This book makes Aram Andonian's The Great Crime available for English language readers. The Great Crime served as the first systematic documentation of the Armenian Genocide, introducing the memoir of an Ottoman bureaucrat that contained handwritten copies of approximately 52 Ottoman documents, including direct orders to kill Armenians. It therefore holds immense historical significance, as it provides irrefutable evidence of the Armenian Genocide using original Ottoman documents.

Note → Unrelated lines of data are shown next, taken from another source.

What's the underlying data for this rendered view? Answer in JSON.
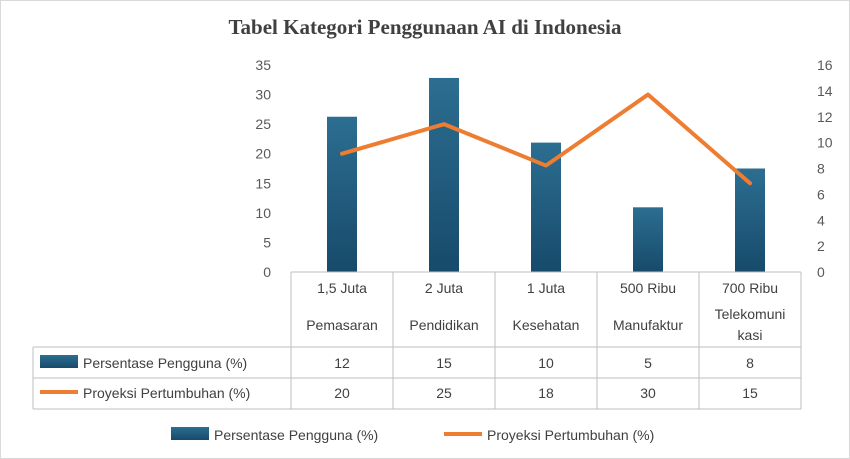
{
  "chart_data": {
    "type": "bar",
    "title": "Tabel Kategori Penggunaan AI di Indonesia",
    "categories": [
      [
        "1,5 Juta",
        "Pemasaran"
      ],
      [
        "2 Juta",
        "Pendidikan"
      ],
      [
        "1 Juta",
        "Kesehatan"
      ],
      [
        "500 Ribu",
        "Manufaktur"
      ],
      [
        "700 Ribu",
        "Telekomuni",
        "kasi"
      ]
    ],
    "series": [
      {
        "name": "Persentase Pengguna (%)",
        "type": "bar",
        "axis": "right",
        "values": [
          12,
          15,
          10,
          5,
          8
        ],
        "color": "#1f4e79"
      },
      {
        "name": "Proyeksi Pertumbuhan (%)",
        "type": "line",
        "axis": "left",
        "values": [
          20,
          25,
          18,
          30,
          15
        ],
        "color": "#ed7d31"
      }
    ],
    "ylim_left": [
      0,
      35
    ],
    "yticks_left": [
      0,
      5,
      10,
      15,
      20,
      25,
      30,
      35
    ],
    "ylim_right": [
      0,
      16
    ],
    "yticks_right": [
      0,
      2,
      4,
      6,
      8,
      10,
      12,
      14,
      16
    ],
    "grid": false,
    "data_table": true,
    "legend_position": "bottom"
  }
}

In 1983, the Turkish government published a book claiming that Andonian's work was fraudulent by presenting three main arguments: 1. That the Ottoman bureaucrat named did not exist; 2. A non-existent person cannot have a memoir and, if it exists, you must show the handwritten manuscripts; 3. The allegedly fake telegrams have 12 different reasons for their inauthenticity. Based on these arguments, Andonian's book and the official Ottoman documents it contained were discredited as a historical source. Taner Akçam's previous book with Palgrave Macmillan, Killing Orders, was a response to the Turkish government's attempt to discredit Andonian's book and documents, and rehabilitated their status as valuable materials in the study of the Armenian Genocide.
The Great Crime stands as an immortal testament to historical truth, and this version of it includes a detailed preface written by Akçam, incorporating his new findings and information that has come to light since the publication of Killing Orders, along with additional explanatory notes.
Taner Akçam is the inaugural Director of the Armenian Genocide Research Program at the Promise Armenian Institute at UCLA, USA. Before joining UCLA, Akçam held the Kaloosdian and Mugar Endowed Chair of Armenian Genocide Studies at Clark University. Akçam is widely recognized as one of the first Turkish scholars to write extensively on the Ottoman-Turkish Genocide of the Armenians.